Steam Reforming of Biogas over CeO2-Coated Ni–Al Plate Catalysts

Abstract

Hydrogen production via steam reforming of a simulated biogas was achieved in a temperature range of 500–800 °C over a plate-type Ni–Al catalyst. To enhance the catalytic activity of the Ni–Al catalyst, a pretreatment process involving pre-oxidation with sequential reduction was employed prior to the reforming reactions. The activated Ni–Al catalyst exhibited increased methane conversion depending on the pre-oxidation temperature. Studies using X-ray diffraction and scanning electron microscopy suggested that the catalyst surface was restructured upon pretreatment, ultimately improving the catalytic activity. To increase its catalytic stability, CeO2 was employed additionally as a structural promoter to prevent both Ni sintering and carbon deposition.

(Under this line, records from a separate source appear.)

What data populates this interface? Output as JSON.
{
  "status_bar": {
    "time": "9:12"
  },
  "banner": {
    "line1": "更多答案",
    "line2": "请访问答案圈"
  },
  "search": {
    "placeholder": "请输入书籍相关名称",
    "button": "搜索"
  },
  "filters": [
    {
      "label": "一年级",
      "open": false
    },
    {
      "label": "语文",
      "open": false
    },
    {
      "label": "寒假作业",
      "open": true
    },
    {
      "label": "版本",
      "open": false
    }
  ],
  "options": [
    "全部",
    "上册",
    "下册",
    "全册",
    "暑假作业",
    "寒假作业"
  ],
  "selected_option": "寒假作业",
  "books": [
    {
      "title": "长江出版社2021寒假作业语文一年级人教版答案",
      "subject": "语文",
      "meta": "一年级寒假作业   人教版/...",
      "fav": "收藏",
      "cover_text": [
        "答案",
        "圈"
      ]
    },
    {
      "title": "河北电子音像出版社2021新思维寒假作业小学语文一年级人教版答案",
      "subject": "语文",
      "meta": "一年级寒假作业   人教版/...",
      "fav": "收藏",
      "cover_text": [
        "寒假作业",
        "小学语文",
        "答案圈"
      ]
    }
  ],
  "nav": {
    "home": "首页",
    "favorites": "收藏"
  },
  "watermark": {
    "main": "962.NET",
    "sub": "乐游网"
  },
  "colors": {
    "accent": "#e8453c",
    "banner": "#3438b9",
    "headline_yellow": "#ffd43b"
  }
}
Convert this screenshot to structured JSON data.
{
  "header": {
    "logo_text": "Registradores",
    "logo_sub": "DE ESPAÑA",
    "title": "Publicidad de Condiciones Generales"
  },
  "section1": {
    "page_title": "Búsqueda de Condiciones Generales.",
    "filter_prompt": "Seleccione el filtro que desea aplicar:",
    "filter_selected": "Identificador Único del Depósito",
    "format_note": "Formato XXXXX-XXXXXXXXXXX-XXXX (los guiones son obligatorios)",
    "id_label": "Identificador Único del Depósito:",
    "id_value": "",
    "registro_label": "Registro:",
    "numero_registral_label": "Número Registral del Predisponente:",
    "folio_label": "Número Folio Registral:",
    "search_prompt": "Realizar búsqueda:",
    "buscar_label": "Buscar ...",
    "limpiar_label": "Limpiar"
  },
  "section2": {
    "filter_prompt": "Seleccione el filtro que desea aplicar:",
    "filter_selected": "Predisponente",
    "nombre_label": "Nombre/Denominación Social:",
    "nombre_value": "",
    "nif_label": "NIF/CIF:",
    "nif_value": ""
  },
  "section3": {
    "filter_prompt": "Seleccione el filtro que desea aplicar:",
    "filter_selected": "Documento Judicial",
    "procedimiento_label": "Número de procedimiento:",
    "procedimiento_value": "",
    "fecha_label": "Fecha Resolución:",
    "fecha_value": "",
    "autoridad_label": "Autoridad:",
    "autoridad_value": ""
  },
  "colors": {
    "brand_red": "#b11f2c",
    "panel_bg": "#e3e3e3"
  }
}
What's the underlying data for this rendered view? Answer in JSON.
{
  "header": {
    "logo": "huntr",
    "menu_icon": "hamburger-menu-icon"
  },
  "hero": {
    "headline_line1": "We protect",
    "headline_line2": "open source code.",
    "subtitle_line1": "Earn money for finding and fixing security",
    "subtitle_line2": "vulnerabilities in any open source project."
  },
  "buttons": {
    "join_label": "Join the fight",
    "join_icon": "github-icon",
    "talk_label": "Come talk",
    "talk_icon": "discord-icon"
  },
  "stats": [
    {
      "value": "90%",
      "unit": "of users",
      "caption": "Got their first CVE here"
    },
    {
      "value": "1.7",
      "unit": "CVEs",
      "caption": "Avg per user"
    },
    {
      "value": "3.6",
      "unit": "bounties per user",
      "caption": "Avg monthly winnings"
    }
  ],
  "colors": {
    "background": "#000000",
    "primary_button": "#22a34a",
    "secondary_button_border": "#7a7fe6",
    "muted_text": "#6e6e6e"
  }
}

The durability of the CeO2-coated Ni–Al catalyst was improved significantly, particularly upon addition of ≥2.8 wt% of CeO2, with ca. 75 % of CH4 conversions being achieved without deactivation over 100 h at 700 °C. The influence of the pre-oxidation temperature, reforming temperature, and steam/CH4 ratio on reforming over a CeO2–Ni–Al catalyst was also elucidated. In addition, the potential roles of CeO2 in the enhancement of activity and stability were discussed.